Counseling pearl: Apparent "treatment failure" is frequently a device-technique problem. Before escalating therapy, verify the patient is using the device correctly with a teach-back or return demonstration.
A 25-year-old otherwise healthy patient asks for an OTC cough product. On questioning, the cough has lasted 5 weeks, with night sweats and a 10-pound unintentional weight loss. What is the most appropriate action?

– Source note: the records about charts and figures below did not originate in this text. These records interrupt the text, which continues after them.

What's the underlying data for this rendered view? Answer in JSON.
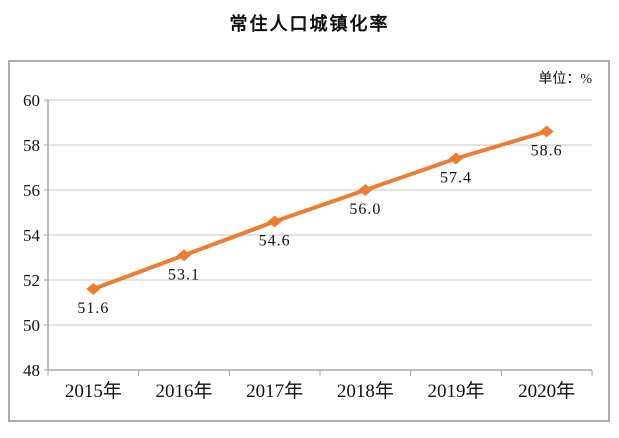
{
  "chart": {
    "title": "常住人口城镇化率",
    "unit_label": "单位：%"
  },
  "chart_data": {
    "type": "line",
    "title": "常住人口城镇化率",
    "unit": "单位：%",
    "categories": [
      "2015年",
      "2016年",
      "2017年",
      "2018年",
      "2019年",
      "2020年"
    ],
    "series": [
      {
        "name": "常住人口城镇化率",
        "values": [
          51.6,
          53.1,
          54.6,
          56.0,
          57.4,
          58.6
        ]
      }
    ],
    "data_labels": [
      "51.6",
      "53.1",
      "54.6",
      "56.0",
      "57.4",
      "58.6"
    ],
    "ylim": [
      48,
      60
    ],
    "yticks": [
      60,
      58,
      56,
      54,
      52,
      50,
      48
    ],
    "xlabel": "",
    "ylabel": "",
    "grid": true,
    "legend_position": "none",
    "colors": {
      "line": "#ED7D31",
      "marker": "#ED7D31",
      "gridline": "#c9c9c9",
      "axis": "#a6a6a6",
      "border": "#ababab",
      "text": "#111111"
    },
    "marker": "diamond"
  }
}
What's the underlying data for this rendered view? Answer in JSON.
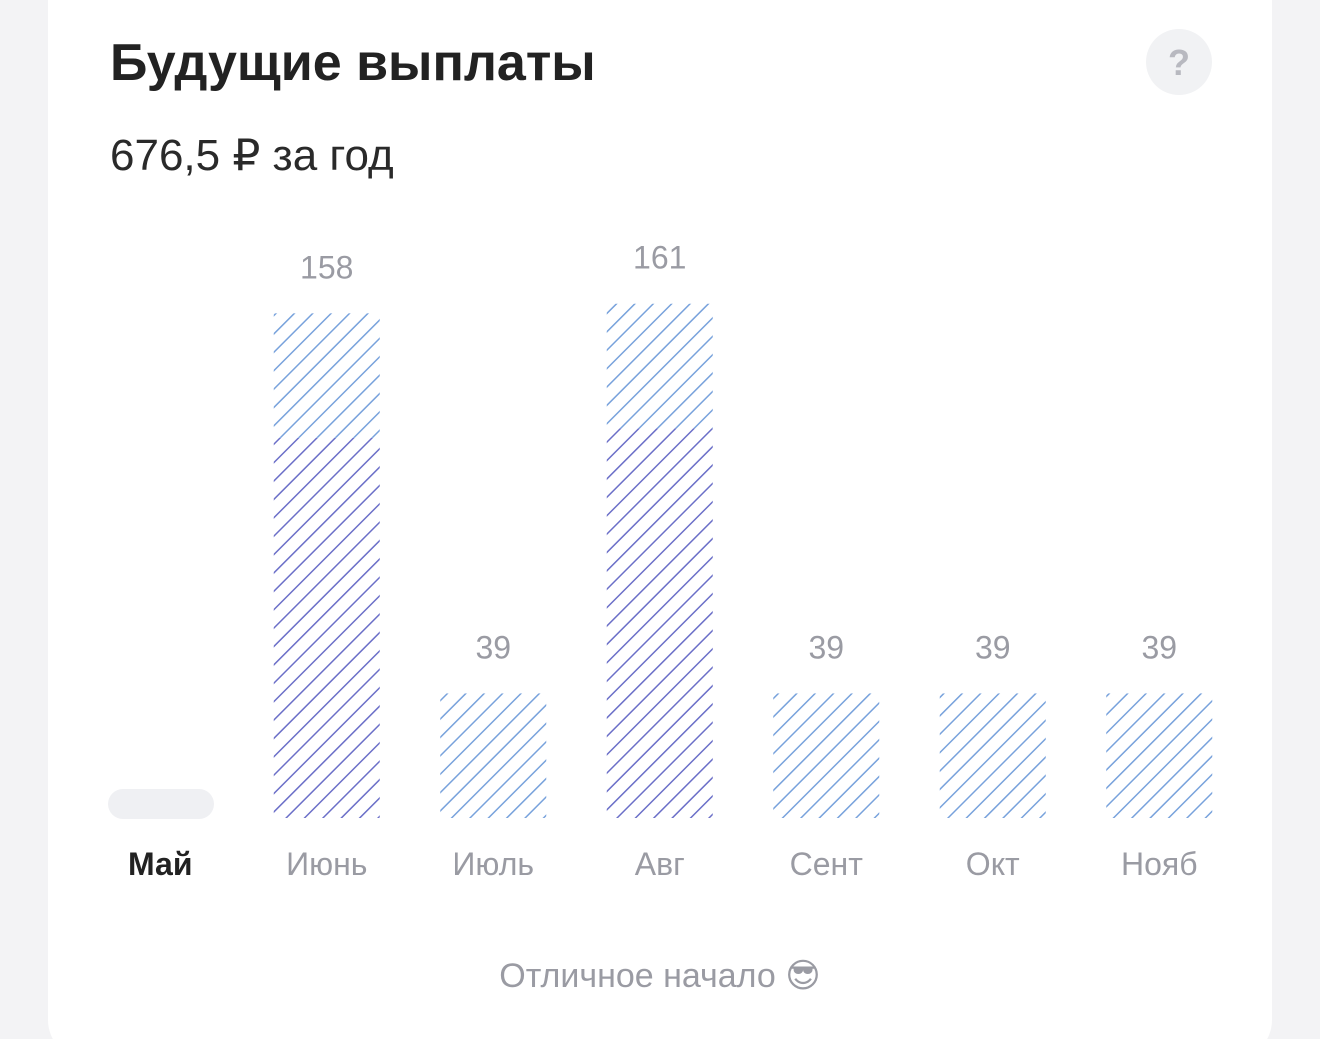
{
  "header": {
    "title": "Будущие выплаты",
    "subtitle": "676,5 ₽ за год",
    "help": "?"
  },
  "chart_data": {
    "type": "bar",
    "stacked": true,
    "categories": [
      "Май",
      "Июнь",
      "Июль",
      "Авг",
      "Сент",
      "Окт",
      "Нояб"
    ],
    "series": [
      {
        "color": "#6b6fc8",
        "values": [
          null,
          119,
          null,
          122,
          null,
          null,
          null
        ]
      },
      {
        "color": "#78a2dc",
        "values": [
          null,
          39,
          39,
          39,
          39,
          39,
          39
        ]
      }
    ],
    "totals": [
      null,
      158,
      39,
      161,
      39,
      39,
      39
    ],
    "ylim": [
      0,
      170
    ]
  },
  "footer": {
    "text": "Отличное начало 😎"
  }
}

A patient stabilized on warfarin begins taking St. John's wort for low mood. What is the most likely consequence the pharmacist should anticipate?
During medication reconciliation at hospital discharge, a pharmacist notes the patient's home metoprolol was inadvertently omitted from the discharge orders. What does this finding best represent, and what is the appropriate step?
A patient on lisinopril and spironolactone for heart failure has a new serum potassium of 6.1 mEq/L. What does the pharmacist do with this value?